For starters, lots of people could do well with treatment for their drug dependency. Divert courts in which persons have an option of treatment, education and guidance work very well here in Dallas, cost a fraction of what prison costs and clearly results in a better human and community outcome. Our "lock 'em up and throw away the key" attitude in Texas is not sustainable from a human or community health perspective.
I remember about 25 years ago, working in high tech in Santa Barbara. About 1/2 of the technicians who worked for me had gotten enough DUI's that hey had to do Prison time, but were allowed to come to work each day, just do their "time" each night.
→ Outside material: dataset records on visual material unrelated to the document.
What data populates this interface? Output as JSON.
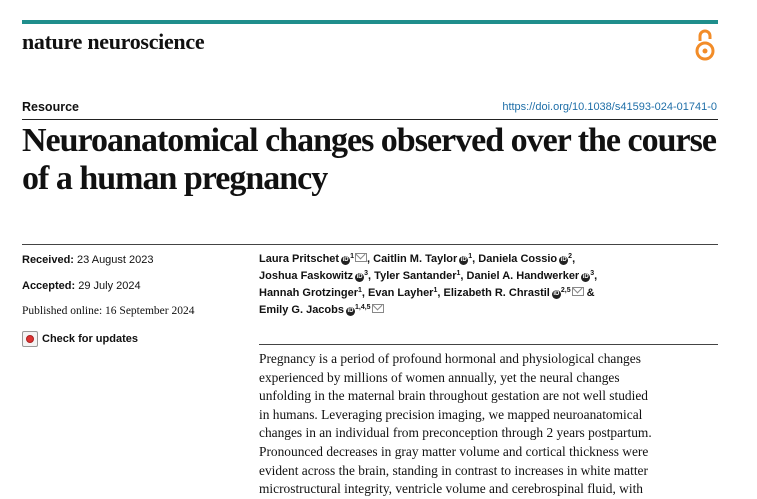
{
  "header": {
    "journal": "nature neuroscience",
    "open_access_icon": "open-access-icon",
    "accent_color": "#1f8e8c"
  },
  "article": {
    "section": "Resource",
    "doi": "https://doi.org/10.1038/s41593-024-01741-0",
    "title": "Neuroanatomical changes observed over the course of a human pregnancy"
  },
  "dates": {
    "received_label": "Received:",
    "received": "23 August 2023",
    "accepted_label": "Accepted:",
    "accepted": "29 July 2024",
    "published": "Published online: 16 September 2024"
  },
  "check_updates": "Check for updates",
  "authors": [
    {
      "name": "Laura Pritschet",
      "aff": "1"
    },
    {
      "name": "Caitlin M. Taylor",
      "aff": "1"
    },
    {
      "name": "Daniela Cossio",
      "aff": "2"
    },
    {
      "name": "Joshua Faskowitz",
      "aff": "3"
    },
    {
      "name": "Tyler Santander",
      "aff": "1"
    },
    {
      "name": "Daniel A. Handwerker",
      "aff": "3"
    },
    {
      "name": "Hannah Grotzinger",
      "aff": "1"
    },
    {
      "name": "Evan Layher",
      "aff": "1"
    },
    {
      "name": "Elizabeth R. Chrastil",
      "aff": "2,5"
    },
    {
      "name": "Emily G. Jacobs",
      "aff": "1,4,5"
    }
  ],
  "author_connector": "&",
  "abstract": [
    "Pregnancy is a period of profound hormonal and physiological changes",
    "experienced by millions of women annually, yet the neural changes",
    "unfolding in the maternal brain throughout gestation are not well studied",
    "in humans. Leveraging precision imaging, we mapped neuroanatomical",
    "changes in an individual from preconception through 2 years postpartum.",
    "Pronounced decreases in gray matter volume and cortical thickness were",
    "evident across the brain, standing in contrast to increases in white matter",
    "microstructural integrity, ventricle volume and cerebrospinal fluid, with"
  ]
}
This seems to bolster anon's point of the hypocrisy...even though they were engaged in an activity that KILS innocent people regularly, they were allowed to keep working. If they had possession ( not even under the influence of) of a drug when stopped, the outcome (or rather, their inability to come out) would have been strikingly different...
Larry, I also want to comment on your bible reading. It is happening to me also...where the Holy Spirit seems to be challenging me to take Jesus' words seriously. I have been studying the bible since my youth, and can compete with any seminarian in any -ology you choose, but only recently, as I have prayed that God would show us what "seek first the Kingdom" really meant, have I realized how far away from the words of Jesus we modern CHRISTIANS are. I also just "discovered" the reference to prisoners, for example.
I wonder if we are not being prompted to be ready for the final exam a la Matthew 2:31. Maybe it's coming soon!
You touched on it, but I really see it here in Guatemala, that the real victims of incarceration are the families: the mothers, the faithful wives, and the children, in that order. Couldn't we at least think about them when determining how to punish crime?
Couldn't we start taking Jesus at his word, if we decide to call ourselves his followers?
Here is a reward/fun question for those who made it to the end of my comment:
John the Baptist said "repent, for the Kingdom of Heaven is at hand"
What did he want the people to repent of?
(No guessing..exegete!)
typo patrol:
That was
KILLS
and
Matthew 25:31
This is a tough issue. Grant is in TN right now because our 19 year old nephew was killed in a car wreck early Sunday morning. He had been in and out of juvenile jail for 3-4 years and then in "big jail" for the past year. Got out two weeks ago, went right back into his old lifestyle and now he's gone. No words. No answers. Just sad.